Kernel Rating (out of 5):
MPAA Rating: PG-13 Length: 113 minutes
Age Appropriate For: 12+. There’s some cursing, as well as mentions of drug use and underage drinking. But this documentary could be an excellent conversation-starter for parents and their children, about the consequences of their actions, the shortcomings of the justice system, and the importance of being educated about your rights. The film unfortunately shirks away from some of the hardest questions, but it’s still thought-provoking.
Documentary ‘Kids for Cash’ considers two Pennsylvania judges who five years ago were implicated in a scandal involving sending kids to a private detention center, no matter their crime, for cash kickbacks.
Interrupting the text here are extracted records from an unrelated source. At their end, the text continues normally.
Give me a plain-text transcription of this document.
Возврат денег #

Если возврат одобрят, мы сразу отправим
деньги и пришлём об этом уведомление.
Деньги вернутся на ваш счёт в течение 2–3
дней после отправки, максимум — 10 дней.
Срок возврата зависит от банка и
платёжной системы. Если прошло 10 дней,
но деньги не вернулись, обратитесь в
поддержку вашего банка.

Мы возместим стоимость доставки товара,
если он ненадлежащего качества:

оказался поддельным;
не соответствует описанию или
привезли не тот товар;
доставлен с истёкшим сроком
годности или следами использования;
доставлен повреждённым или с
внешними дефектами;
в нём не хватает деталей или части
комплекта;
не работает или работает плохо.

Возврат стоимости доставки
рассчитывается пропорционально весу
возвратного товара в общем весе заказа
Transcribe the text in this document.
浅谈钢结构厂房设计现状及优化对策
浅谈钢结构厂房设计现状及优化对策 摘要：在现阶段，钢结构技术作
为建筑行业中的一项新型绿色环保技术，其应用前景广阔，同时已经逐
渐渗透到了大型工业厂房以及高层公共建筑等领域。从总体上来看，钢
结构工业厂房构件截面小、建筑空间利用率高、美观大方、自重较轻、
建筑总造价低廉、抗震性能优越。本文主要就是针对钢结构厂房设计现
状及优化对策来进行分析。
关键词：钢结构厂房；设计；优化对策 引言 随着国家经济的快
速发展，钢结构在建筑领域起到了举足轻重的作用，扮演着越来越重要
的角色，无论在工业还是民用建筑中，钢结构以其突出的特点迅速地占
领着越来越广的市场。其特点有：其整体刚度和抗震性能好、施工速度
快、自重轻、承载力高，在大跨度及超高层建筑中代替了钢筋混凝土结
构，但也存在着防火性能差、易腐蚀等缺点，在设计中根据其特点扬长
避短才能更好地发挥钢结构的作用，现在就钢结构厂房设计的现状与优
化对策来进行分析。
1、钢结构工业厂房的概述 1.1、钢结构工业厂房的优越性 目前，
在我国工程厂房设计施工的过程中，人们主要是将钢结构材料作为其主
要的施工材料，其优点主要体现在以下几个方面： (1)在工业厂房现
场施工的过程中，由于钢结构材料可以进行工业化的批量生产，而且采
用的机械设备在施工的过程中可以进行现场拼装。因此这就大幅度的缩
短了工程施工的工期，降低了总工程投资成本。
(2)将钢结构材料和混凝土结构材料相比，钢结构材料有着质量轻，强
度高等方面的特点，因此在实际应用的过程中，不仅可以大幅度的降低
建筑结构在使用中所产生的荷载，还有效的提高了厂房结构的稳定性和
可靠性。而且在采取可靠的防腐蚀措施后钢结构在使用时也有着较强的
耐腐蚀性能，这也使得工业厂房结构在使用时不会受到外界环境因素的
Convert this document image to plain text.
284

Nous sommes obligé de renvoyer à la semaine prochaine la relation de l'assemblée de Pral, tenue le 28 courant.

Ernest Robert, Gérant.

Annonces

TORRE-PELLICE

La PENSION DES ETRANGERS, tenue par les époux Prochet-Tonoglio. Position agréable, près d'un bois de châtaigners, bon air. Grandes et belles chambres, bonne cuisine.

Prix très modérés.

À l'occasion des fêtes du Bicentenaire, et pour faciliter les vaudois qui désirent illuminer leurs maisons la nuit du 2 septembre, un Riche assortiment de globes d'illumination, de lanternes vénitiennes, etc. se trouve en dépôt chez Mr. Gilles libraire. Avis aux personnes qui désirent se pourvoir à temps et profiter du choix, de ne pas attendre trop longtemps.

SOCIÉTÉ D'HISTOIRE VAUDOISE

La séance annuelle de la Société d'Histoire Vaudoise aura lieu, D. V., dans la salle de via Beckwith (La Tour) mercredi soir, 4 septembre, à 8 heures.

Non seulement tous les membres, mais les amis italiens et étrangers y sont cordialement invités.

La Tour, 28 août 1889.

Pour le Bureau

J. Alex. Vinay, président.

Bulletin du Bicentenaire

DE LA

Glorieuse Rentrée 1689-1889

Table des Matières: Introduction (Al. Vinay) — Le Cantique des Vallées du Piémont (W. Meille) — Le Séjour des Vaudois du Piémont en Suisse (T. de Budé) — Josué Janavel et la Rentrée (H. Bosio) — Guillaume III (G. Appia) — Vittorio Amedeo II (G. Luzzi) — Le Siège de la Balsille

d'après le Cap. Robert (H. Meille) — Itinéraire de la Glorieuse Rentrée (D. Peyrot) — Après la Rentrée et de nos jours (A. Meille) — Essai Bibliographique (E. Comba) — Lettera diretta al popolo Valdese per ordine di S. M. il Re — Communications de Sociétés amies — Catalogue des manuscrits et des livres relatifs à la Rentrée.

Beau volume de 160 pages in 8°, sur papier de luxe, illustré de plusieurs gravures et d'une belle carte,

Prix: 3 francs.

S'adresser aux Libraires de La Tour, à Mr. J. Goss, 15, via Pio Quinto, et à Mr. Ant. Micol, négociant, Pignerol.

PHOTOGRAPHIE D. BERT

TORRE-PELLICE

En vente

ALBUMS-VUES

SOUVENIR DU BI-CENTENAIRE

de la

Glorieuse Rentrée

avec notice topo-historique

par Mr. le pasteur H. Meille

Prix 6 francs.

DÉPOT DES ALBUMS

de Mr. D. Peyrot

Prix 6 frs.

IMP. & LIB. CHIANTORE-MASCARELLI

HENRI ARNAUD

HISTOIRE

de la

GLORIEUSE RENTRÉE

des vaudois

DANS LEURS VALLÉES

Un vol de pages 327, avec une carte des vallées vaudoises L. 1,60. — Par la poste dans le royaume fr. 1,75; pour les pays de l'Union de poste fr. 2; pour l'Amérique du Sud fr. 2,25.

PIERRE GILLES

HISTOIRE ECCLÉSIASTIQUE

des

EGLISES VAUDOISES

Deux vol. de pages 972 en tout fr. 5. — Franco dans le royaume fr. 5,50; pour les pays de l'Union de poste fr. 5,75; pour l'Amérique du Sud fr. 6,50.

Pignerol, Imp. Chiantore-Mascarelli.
The failure of the zero-tolerance policy and the shocking hypocrisy at play here by people whose primary concern is supposed to be protecting children is gripping stuff.
By Roxana Hadadi
You may have already heard about the “kids for cash” scandal of Luzerne County, Pennsylvania. When the story broke five years ago of two judges allegedly accepting cash kickbacks for sending juvenile offenders to a private detention center, the claims were everywhere: the Internet, cable news channels, print media. Some years removed, director Robert May’s documentary “Kids for Cash” reconnects with the implicated judges, the children and parents affected, and the media, advocacy groups, and other lawyers involved in the scandal. What he comes up with is mostly engaging and infuriating stuff.